The canopy is clear but has a seam running down the middle that has to be dealt with. There are also several parts to be added to the inside of the canopy, some of which I just couldn’t handle. I was able to get part I1 installed and the PE mirrors added to it, but I couldn’t figure out how part I10 attached, so I left it off. I feel like the instructions were a bit of a letdown in this area. I also left off part D23, which I think is some sort of inner lining for the canopy, but the part was warped and I didn’t really want to deal with trying to repair it. Therefore, I opted for a closed canopy on my model.
There are four different marking options, but all of them use the same paint scheme, which is comprised of 5 colors. Three of the options are low-viz schemes, but option B has a colorful orange and blue set of decals that cover the vertical tail surfaces. I chose option A which is from the 3rd Tactical Fighter Group at Tainan Airbase. The decals are thin and in register and snuggled down nicely using Micro Set and Sol.

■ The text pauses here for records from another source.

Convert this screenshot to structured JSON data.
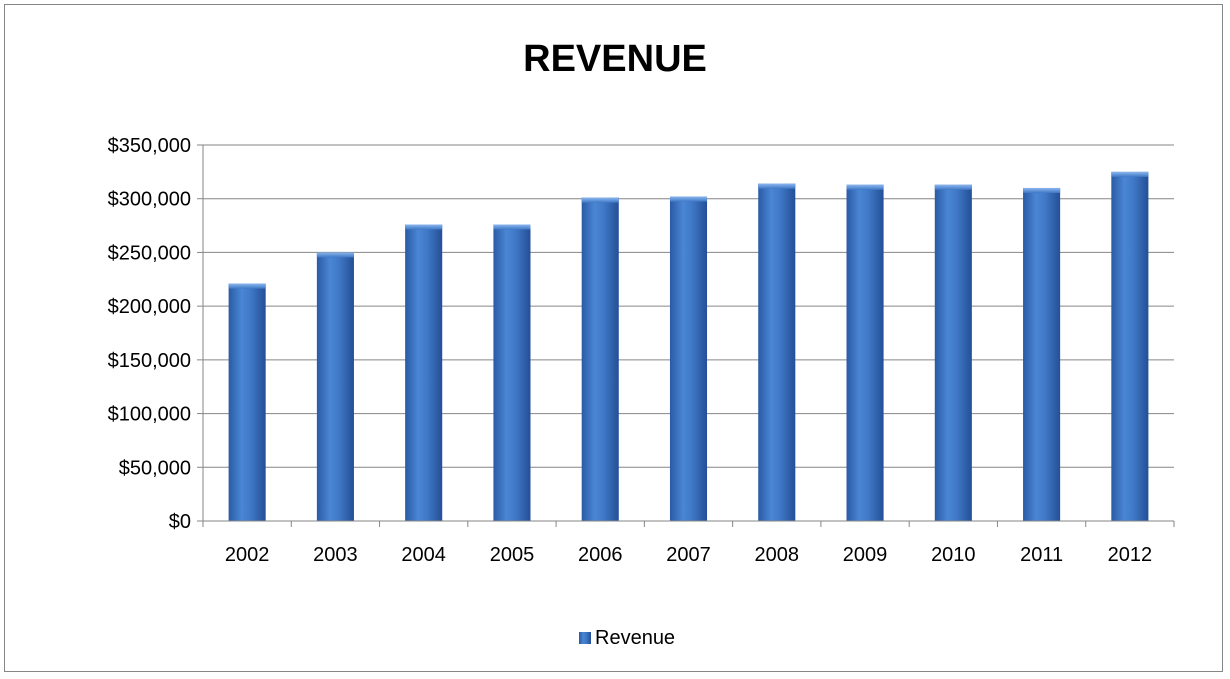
{
  "chart_data": {
    "type": "bar",
    "title": "REVENUE",
    "xlabel": "",
    "ylabel": "",
    "categories": [
      "2002",
      "2003",
      "2004",
      "2005",
      "2006",
      "2007",
      "2008",
      "2009",
      "2010",
      "2011",
      "2012"
    ],
    "series": [
      {
        "name": "Revenue",
        "values": [
          221000,
          250000,
          276000,
          276000,
          301000,
          302000,
          314000,
          313000,
          313000,
          310000,
          325000
        ]
      }
    ],
    "ylim": [
      0,
      350000
    ],
    "yticks": [
      0,
      50000,
      100000,
      150000,
      200000,
      250000,
      300000,
      350000
    ],
    "ytick_labels": [
      "$0",
      "$50,000",
      "$100,000",
      "$150,000",
      "$200,000",
      "$250,000",
      "$300,000",
      "$350,000"
    ],
    "grid": true,
    "legend_position": "bottom",
    "bar_color": "#3d73bf"
  }
}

The decal film area around the images was too generous on many of the stencils. The eagle decal on the tail was not quite opaque enough to cover the camouflage colors underneath and the colored bands that went around the AIM-9 and TC-1 missiles could have been slightly longer. I had to touch up paint a couple of areas where they didn’t quite reach.
After that, it was just a matter of adding all the fiddly bits and giving it a final clear coat. Overall it is a very nice kit that is definitely geared toward the more experienced modeler. There are several small and thin parts which need a lot of care when removing from the sprue and in handling and attaching. In the hands of an expert modeler, this kit could turn into a real show-stopper. My sincere thanks to AFV Club and IPMS for the chance to build and review this excellent kit. Highly recommended!